This program was built against SATIrE 0.8.6-rc4,
please report bugs to <adrian@complang.tuwien.ac.at>.
Since both converters use standard input and output per default it is possible to concatenate multiple Termite programs with the help of UNIX pipes. This way it is possible to build new chains of program transformations or analyzers on the fly without having to recompile the whole project.

Example:

c2term a.c b.c | ./transform1.pl | term2c -s '.transformed'
In this example pipeline, two C source file are joined into one project which is dumped to a stream in the Termite format. The stream is then transformed by a Prolog program.
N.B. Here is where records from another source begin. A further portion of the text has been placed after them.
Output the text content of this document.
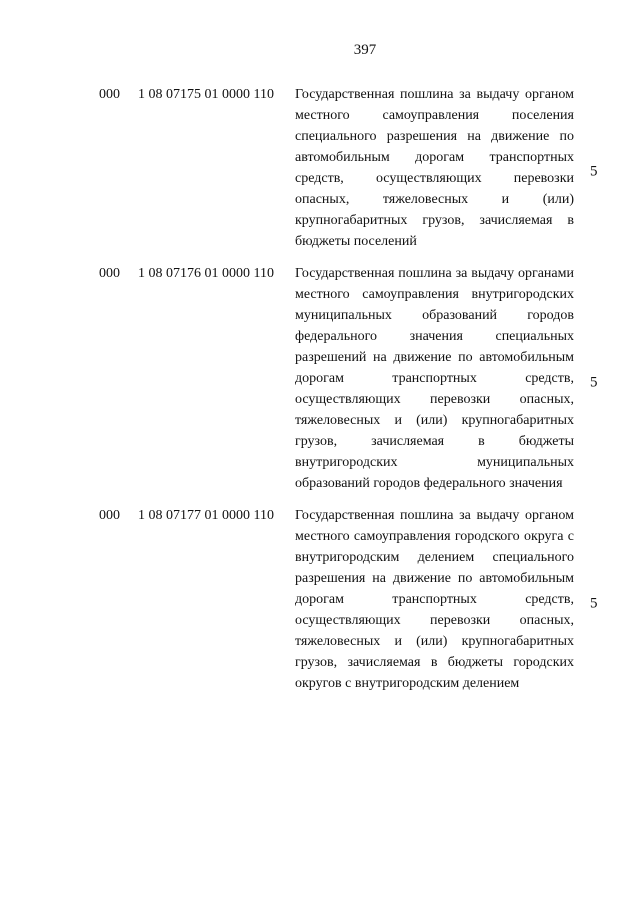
397
000 1 08 07175 01 0000 110 Государственная пошлина за выдачу органом местного самоуправления поселения специального разрешения на движение по автомобильным дорогам транспортных средств, осуществляющих перевозки опасных, тяжеловесных и (или) крупногабаритных грузов, зачисляемая в бюджеты поселений
5
000 1 08 07176 01 0000 110 Государственная пошлина за выдачу органами местного самоуправления внутригородских муниципальных образований городов федерального значения специальных разрешений на движение по автомобильным дорогам транспортных средств, осуществляющих перевозки опасных, тяжеловесных и (или) крупногабаритных грузов, зачисляемая в бюджеты внутригородских муниципальных образований городов федерального значения
5
000 1 08 07177 01 0000 110 Государственная пошлина за выдачу органом местного самоуправления городского округа с внутригородским делением специального разрешения на движение по автомобильным дорогам транспортных средств, осуществляющих перевозки опасных, тяжеловесных и (или) крупногабаритных грузов, зачисляемая в бюджеты городских округов с внутригородским делением
5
Finally the two source files are unparsed by the term2c converter with the new suffix ``.transformed'' attached to the file names.

1.1.1.2 Using the Clang C/Objective C front end

While the commercial EDG front end offers a high-quality C++ parser, license restrictions encumber its free distribution together with other tools. Most notably, the ROSE compiler redistributes only a 32-bit precompiled binary version of the EDG front end. It is, however, possible to buy other licenses from the Edison Design Group.

If C++ support is not needed, there is a free alternative available from the LLVM compiler project. Designed especially for use with LLVM a front end for C-like languages called clang is published under a BSD-style license. The clang front end can be downloaded at http://clang.llvm.org/. The front end is written in C++ and creates an intermediate representation very similar to that of ROSE and therefore makes a good candidate to replace the EDG front end in SATIrE. The C99 and Objective C languages are supported very well by clang, whereas C++ support is still under development.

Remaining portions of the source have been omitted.